|Gu, Xing-You -|
|Liu, Tianlei -|
|Feng, Jiuhuan -|
|Carter, Catherine -|
|Gibbons, James -|
Submitted to: Plant Molecular Biology
Publication Type: Peer Reviewed Journal
Publication Acceptance Date: September 28, 2009
Publication Date: October 13, 2009
Repository URL: http://hdl.handle.net/10113/43761
Citation: Gu, X., Liu, T., Feng, J., Suttle, J.C., Carter, C., Gibbons, J. 2010. The qSD12 Underlying Gene Promotes Abscisic Acid Accumulation in Early Developing Seeds to Induce Primary Dormancy in Rice. Plant Molecular Biology. 73:97-104. doi: 10.1007/s11103-009-9555-1. Interpretive Summary: Premature loss of seed dormancy results in pre-harvest sprouting which reduces harvestable grain yield and quality thereby reducing producer’s profits and compromising the nutritional value of the harvested product. Seeds acquire primary dormancy during their development in order to maintain an arrested state and the length of this dormant period is dependent on both environment and genotype. Currently many genetic markers have been associated with seed dormancy in cereals but their actual function in many cases remains unknown. In this paper, the identity of a major genetic marker controlling seed dormancy in rice was determined by a combination of techniques including mapping and marker-assisted analysis. The genetic region involved in dormancy control was shown to contain 3 possible genes, each of which is a candidate for the dormancy control gene. Further analysis indicated that the gene responsible for seed dormancy may act by regulating the synthesis or action of a major plant hormone abscisic acid. Further studies are underway to determine the exact function of the gene identified.

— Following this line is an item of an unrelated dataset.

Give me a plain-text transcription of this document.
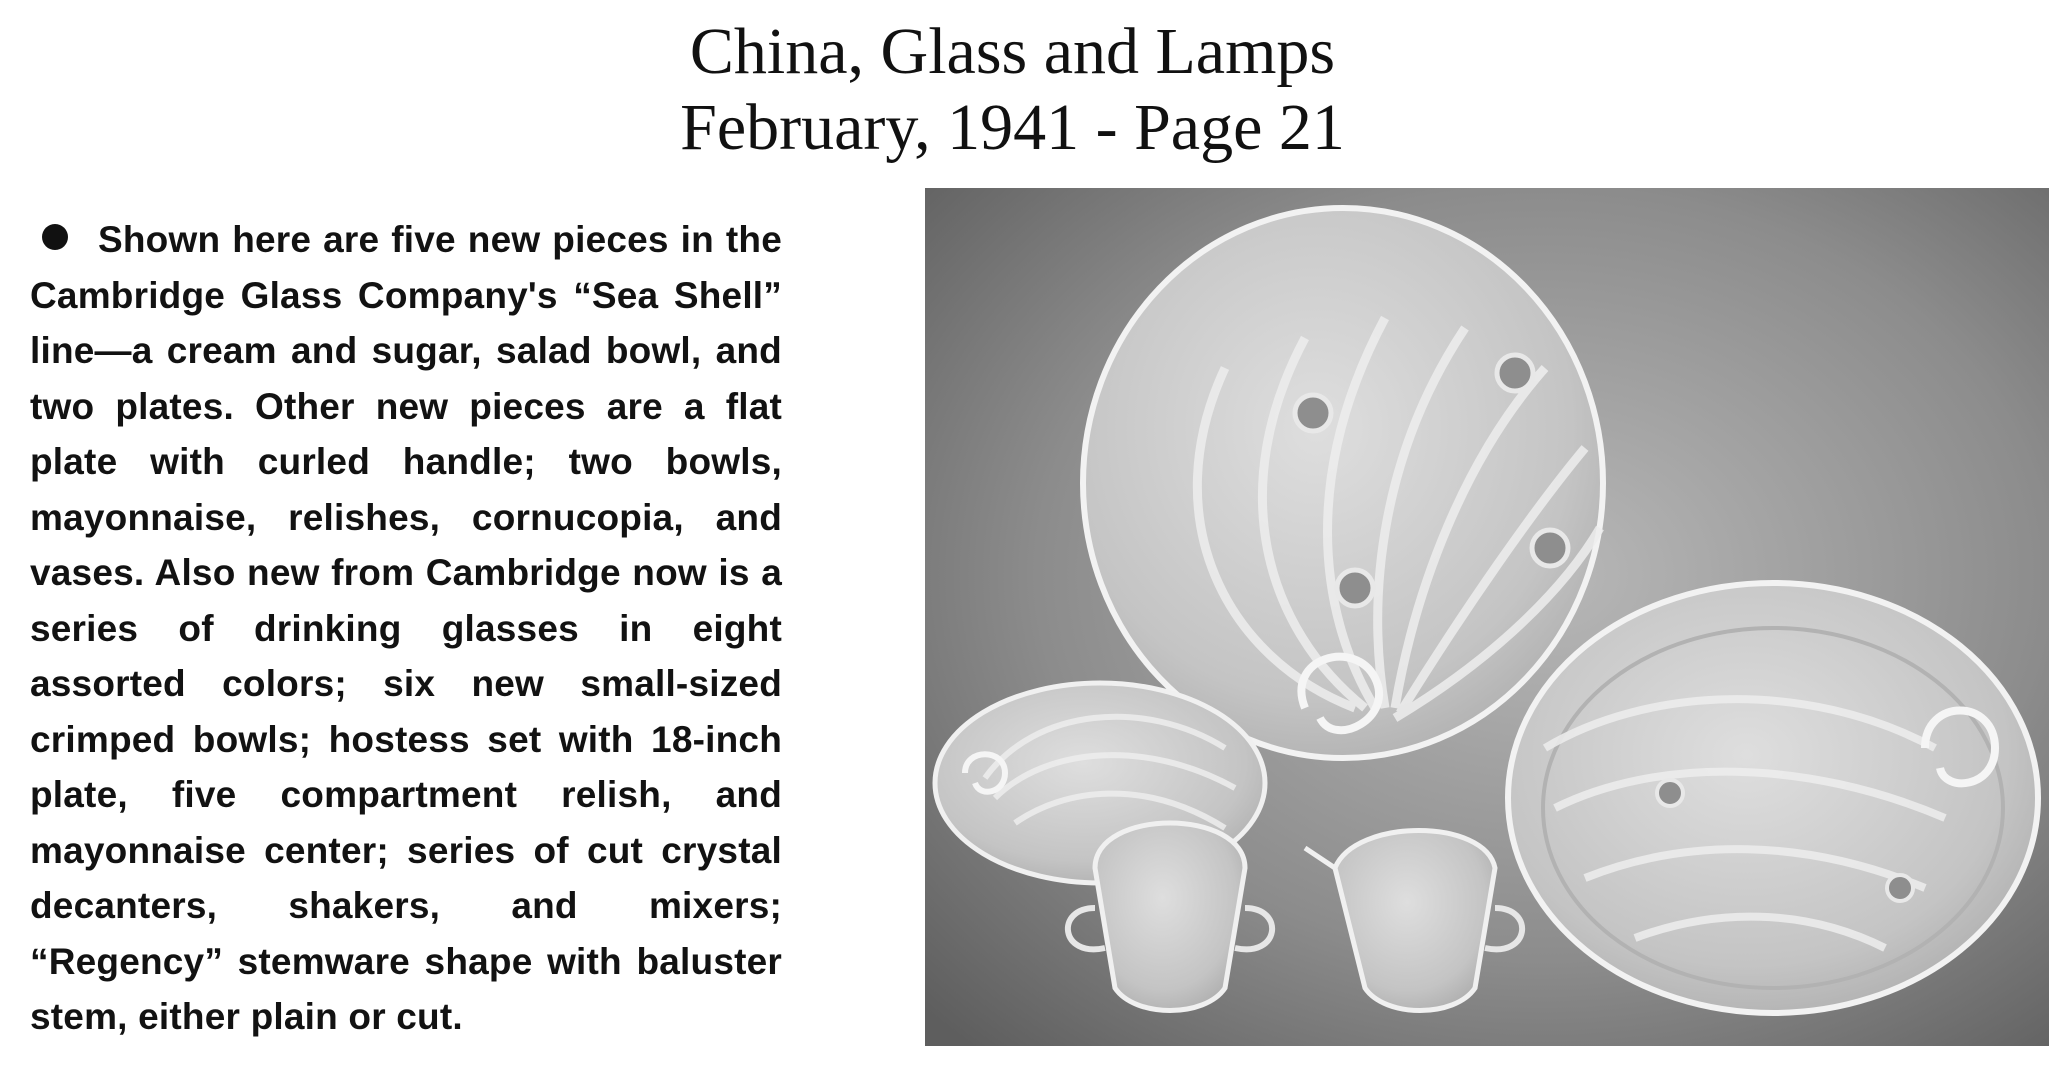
China, Glass and Lamps
February, 1941 - Page 21
Shown here are five new pieces in the Cambridge Glass Company's “Sea Shell” line—a cream and sugar, salad bowl, and two plates. Other new pieces are a flat plate with curled handle; two bowls, mayonnaise, relishes, cornucopia, and vases. Also new from Cambridge now is a series of drinking glasses in eight assorted colors; six new small-sized crimped bowls; hostess set with 18-inch plate, five compartment relish, and mayonnaise center; series of cut crystal decanters, shakers, and mixers; “Regency” stemware shape with baluster stem, either plain or cut.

Technical Abstract: Seeds acquire primary dormancy during their development and the phytohormone abscisic acid (ABA) is considered to play a role in inducing the dormancy. qSD12 is a major seed dormancy QTL identified from weedy rice. This research was conducted to identify qSD12 candidate genes, isolate the candidates from weedy rice, and determine the relation of the dormancy gene to ABA. A fine mapping experiment, followed by marker-assisted progeny testing for selected recombinants, narrowed down qSD12 to a genomic region of <75 kb, where there are 9 predicted genes including a cluster of 6 transposon/retrotransposon protein genes and 3 putative (a PIL5, a hypothetic protein, and a bHLH transcription factor) genes based on the annotated Nipponbare genome sequence. The PIL5 and bHLH genes are more likely to be the QTL candidate genes. A BAC library equivalent to 8-9 times of the haploid genome size was constructed for the weedy rice. One of the 2 BAC contigs developed from the library covers the PIL5 to bHLH interval of the narrowed QTL region. A pair of lines different only in the QTL-containing region of <200 kb was developed as isogenic lines for the qSD12 dormancy and non-dormancy alleles. The dormant line accumulated much higher ABA in 10-d developing seeds than the non-dormant line. On the QTL-containing region there is no predicted gene that has been assigned to ABA biosynthetic or metabolic pathways. Thus, it is concluded that the qSD12 underlying gene promotes ABA accumulation in early developing seeds to induce primary seed dormancy.